Huh, MPG seems like an interesting trick.
The obvious way to pursue an analogy is that masses are probabilities, but that seems to not work—the distances have no meaning, and there’s no advantage over adding and subtracting probabilities of disjoint events.
So what if we make the distances probabilities. Now we can have P(A) be some distance AA’, and P(A|B) be AB… No, no good… or if we make the probability the position of a point on the middle, is there anything interesting we can do with the weights of P(A) and P(B) to make P(AB)… So if you fix one endpoint to have mass 1, and the position to be P(A), the value of the other point will be the odds ratio P(A)/P(not-A). But there’s no convenient way to multiply values of points...
Not sure there’s any way to use all the parts of this buffalo, sorry.
Well that is rather what I think, too.
It’s just that… I mean, I know the next bit is the opposite of rigorous and all that, but since my job is basically to teach kids how to play with shiny toys, I should at least see if they are child-friendly, right?:) so I am asking you as someone who probably has played more.

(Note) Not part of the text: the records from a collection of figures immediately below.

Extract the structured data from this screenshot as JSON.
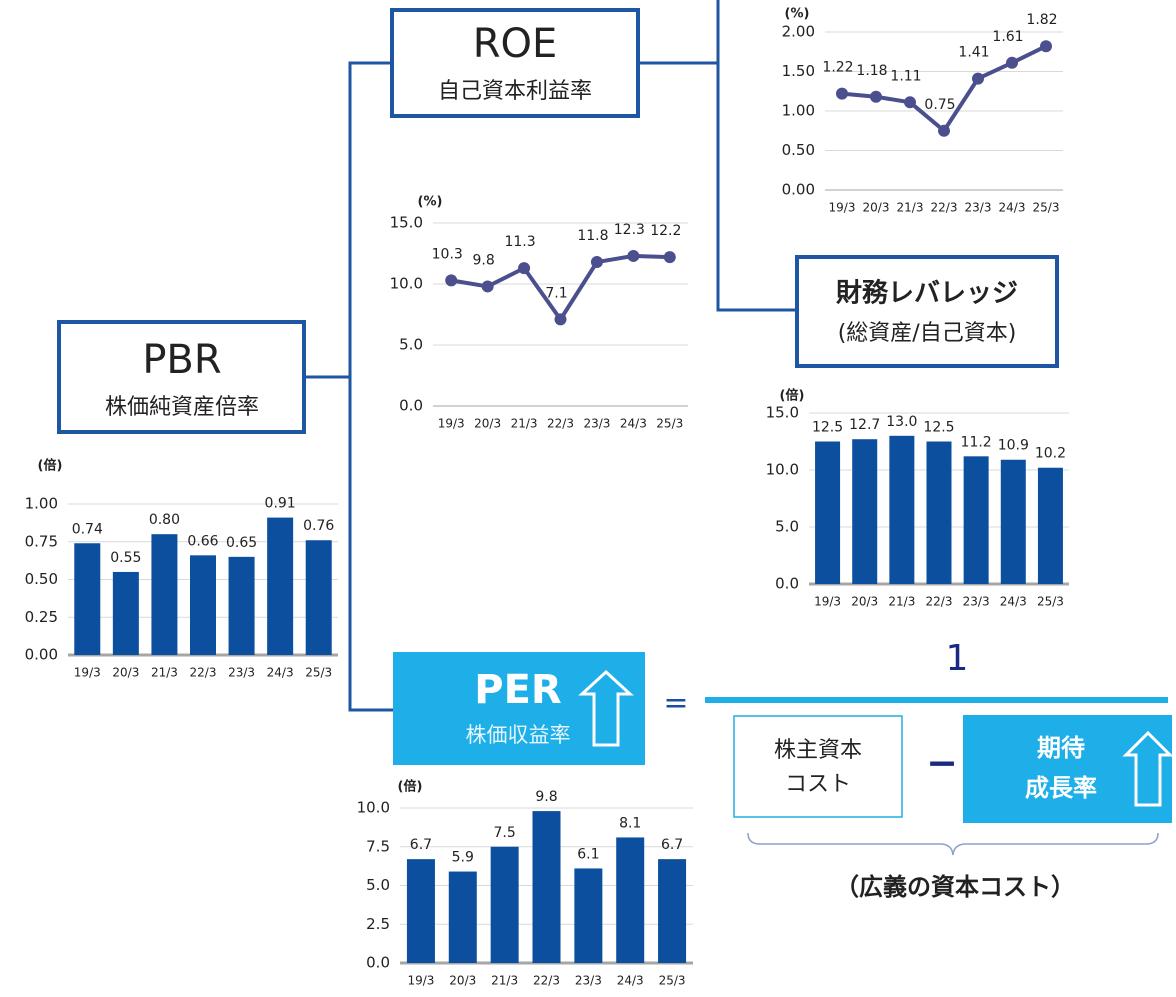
{
  "diagram": {
    "roe_title": "ROE",
    "roe_sub": "自己資本利益率",
    "pbr_title": "PBR",
    "pbr_sub": "株価純資産倍率",
    "per_title": "PER",
    "per_sub": "株価収益率",
    "lev_title": "財務レバレッジ",
    "lev_sub": "(総資産/自己資本)",
    "equals": "=",
    "numerator": "1",
    "cost_line1": "株主資本",
    "cost_line2": "コスト",
    "minus": "−",
    "growth_line1": "期待",
    "growth_line2": "成長率",
    "bracket_note": "（広義の資本コスト）"
  },
  "chart_data": [
    {
      "type": "line",
      "y_unit": "(%)",
      "categories": [
        "19/3",
        "20/3",
        "21/3",
        "22/3",
        "23/3",
        "24/3",
        "25/3"
      ],
      "values": [
        1.22,
        1.18,
        1.11,
        0.75,
        1.41,
        1.61,
        1.82
      ],
      "color": "#4c4f8e",
      "ylim": [
        0,
        2
      ],
      "yticks": [
        {
          "value": 0,
          "label": "0.00"
        },
        {
          "value": 0.5,
          "label": "0.50"
        },
        {
          "value": 1,
          "label": "1.00"
        },
        {
          "value": 1.5,
          "label": "1.50"
        },
        {
          "value": 2,
          "label": "2.00"
        }
      ],
      "grid": true
    },
    {
      "type": "line",
      "y_unit": "(%)",
      "categories": [
        "19/3",
        "20/3",
        "21/3",
        "22/3",
        "23/3",
        "24/3",
        "25/3"
      ],
      "values": [
        10.3,
        9.8,
        11.3,
        7.1,
        11.8,
        12.3,
        12.2
      ],
      "color": "#4c4f8e",
      "ylim": [
        0,
        15
      ],
      "yticks": [
        {
          "value": 0,
          "label": "0.0"
        },
        {
          "value": 5,
          "label": "5.0"
        },
        {
          "value": 10,
          "label": "10.0"
        },
        {
          "value": 15,
          "label": "15.0"
        }
      ],
      "grid": true
    },
    {
      "type": "bar",
      "y_unit": "(倍)",
      "categories": [
        "19/3",
        "20/3",
        "21/3",
        "22/3",
        "23/3",
        "24/3",
        "25/3"
      ],
      "values": [
        0.74,
        0.55,
        0.8,
        0.66,
        0.65,
        0.91,
        0.76
      ],
      "value_labels": [
        "0.74",
        "0.55",
        "0.80",
        "0.66",
        "0.65",
        "0.91",
        "0.76"
      ],
      "color": "#0b4f9e",
      "ylim": [
        0,
        1
      ],
      "yticks": [
        {
          "value": 0,
          "label": "0.00"
        },
        {
          "value": 0.25,
          "label": "0.25"
        },
        {
          "value": 0.5,
          "label": "0.50"
        },
        {
          "value": 0.75,
          "label": "0.75"
        },
        {
          "value": 1,
          "label": "1.00"
        }
      ],
      "grid": true
    },
    {
      "type": "bar",
      "y_unit": "(倍)",
      "categories": [
        "19/3",
        "20/3",
        "21/3",
        "22/3",
        "23/3",
        "24/3",
        "25/3"
      ],
      "values": [
        12.5,
        12.7,
        13,
        12.5,
        11.2,
        10.9,
        10.2
      ],
      "value_labels": [
        "12.5",
        "12.7",
        "13.0",
        "12.5",
        "11.2",
        "10.9",
        "10.2"
      ],
      "color": "#0b4f9e",
      "ylim": [
        0,
        15
      ],
      "yticks": [
        {
          "value": 0,
          "label": "0.0"
        },
        {
          "value": 5,
          "label": "5.0"
        },
        {
          "value": 10,
          "label": "10.0"
        },
        {
          "value": 15,
          "label": "15.0"
        }
      ],
      "grid": true
    },
    {
      "type": "bar",
      "y_unit": "(倍)",
      "categories": [
        "19/3",
        "20/3",
        "21/3",
        "22/3",
        "23/3",
        "24/3",
        "25/3"
      ],
      "values": [
        6.7,
        5.9,
        7.5,
        9.8,
        6.1,
        8.1,
        6.7
      ],
      "color": "#0b4f9e",
      "ylim": [
        0,
        10
      ],
      "yticks": [
        {
          "value": 0,
          "label": "0.0"
        },
        {
          "value": 2.5,
          "label": "2.5"
        },
        {
          "value": 5,
          "label": "5.0"
        },
        {
          "value": 7.5,
          "label": "7.5"
        },
        {
          "value": 10,
          "label": "10.0"
        }
      ],
      "grid": true
    }
  ]
}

Suppose we have several—say, 9 - ‘tests’ we’ve run daily for two months, covering the turn of spring into summer, and the outcomes of all of them should reasonably change as the seasons progress, but not quite as straightforwardly as the development of foliage, fruit, etc.* Like, test A is ‘how much acetone will evaporate from a 40 ml bottle in an open shady space between 12.00 and 12.50?’, test B - ‘how long will it take for a soaking wet handkerchief to dry to constant weight if hung at 12.15?’, …, test I - ‘what percentage of shepherd’s purse plants in this patch is blooming?’ All the tests are but weakly connected to each other, but it is possible, generally speaking, to assign some measure of ‘distance’ - for example, A and B are clearly closer to each other than each of them is to I (although it seems that 5 or 6 tests are more realistic to juggle). Then, we draw a nonagon (or 5-, or 6-...) Such that the distances between the vertices equal the ‘distances between tests’.

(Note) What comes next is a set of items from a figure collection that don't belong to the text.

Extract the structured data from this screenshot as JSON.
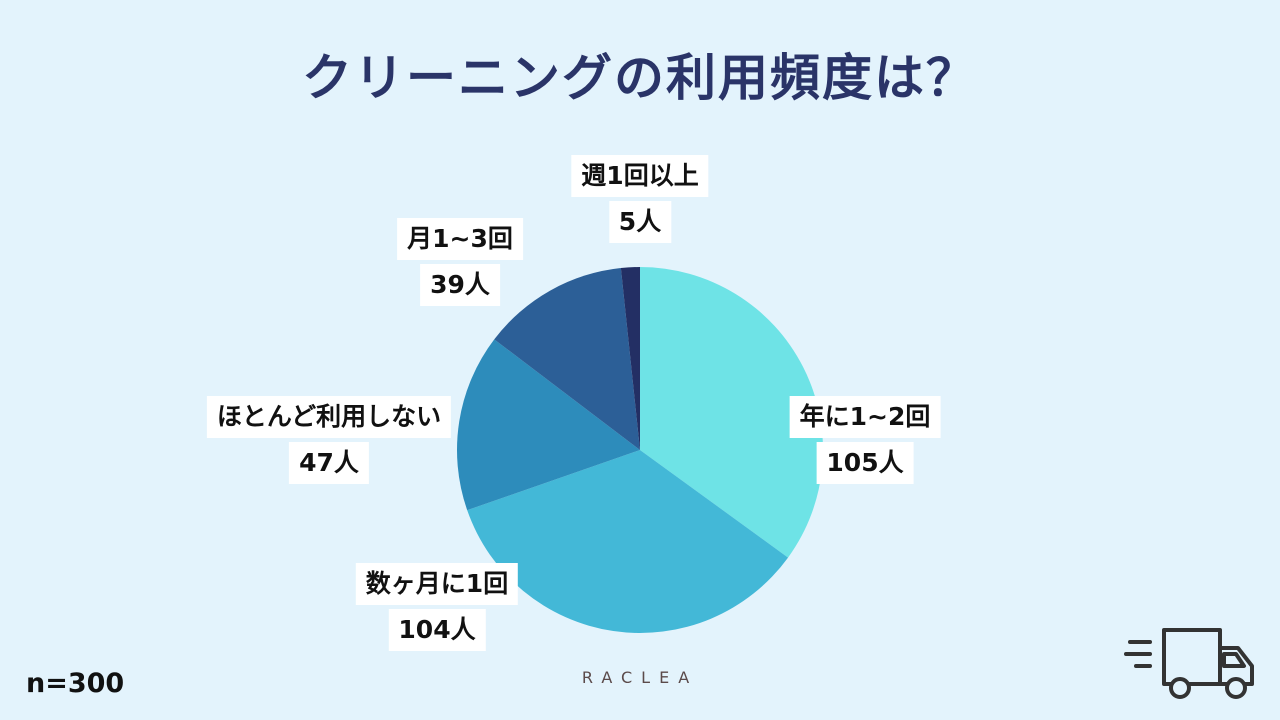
{
  "title": "クリーニングの利用頻度は？",
  "footer": {
    "sample_size": "n=300",
    "brand": "RACLEA"
  },
  "icons": {
    "truck": "delivery-truck-icon"
  },
  "chart_data": {
    "type": "pie",
    "title": "クリーニングの利用頻度は？",
    "slices": [
      {
        "name": "年に1~2回",
        "value": 105,
        "value_label": "105人",
        "color": "#6ee3e6"
      },
      {
        "name": "数ヶ月に1回",
        "value": 104,
        "value_label": "104人",
        "color": "#43b8d7"
      },
      {
        "name": "ほとんど利用しない",
        "value": 47,
        "value_label": "47人",
        "color": "#2d8cbb"
      },
      {
        "name": "月1~3回",
        "value": 39,
        "value_label": "39人",
        "color": "#2c5f97"
      },
      {
        "name": "週1回以上",
        "value": 5,
        "value_label": "5人",
        "color": "#232f64"
      }
    ],
    "start": "12 o'clock",
    "direction": "clockwise",
    "total_label": "n=300"
  }
}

The masses of the vertices are the probabilities that the given outcomes support the hypothesis that the day is Day X. (The question is, of course, ‘what day is it?‘) We are told that X is either 9, or 24, or 35. Now we can find the respective centers of mass for each combination of probabilities for all three hypotheses. Then we obtain a ‘cloud’ of centers of mass, each of which is ‘more or less in favor’ of one hypothesis (except, perhaps, one where the probabilities are equal). If we divide the cloud into three layers (one for each H), and have the masses of the points be the p(H), we can find the center of masses for each day. When we plot the ‘final day points’, we can now see how close they are to which test. Which means...well, in our example, nothing...but if it were something grown-up, perhaps that there are different views on the question depending on what experiments a researcher trusts best, even if they all share the same data from the same set of experiments...
Anyway, sorry for so many words.
*I am going to have the kids track the vegetation development before the ‘more random’ stuff. Generally, the question will remain ‘what day is it?’, but the answer will be expressed as an interval, without probabilities assigned.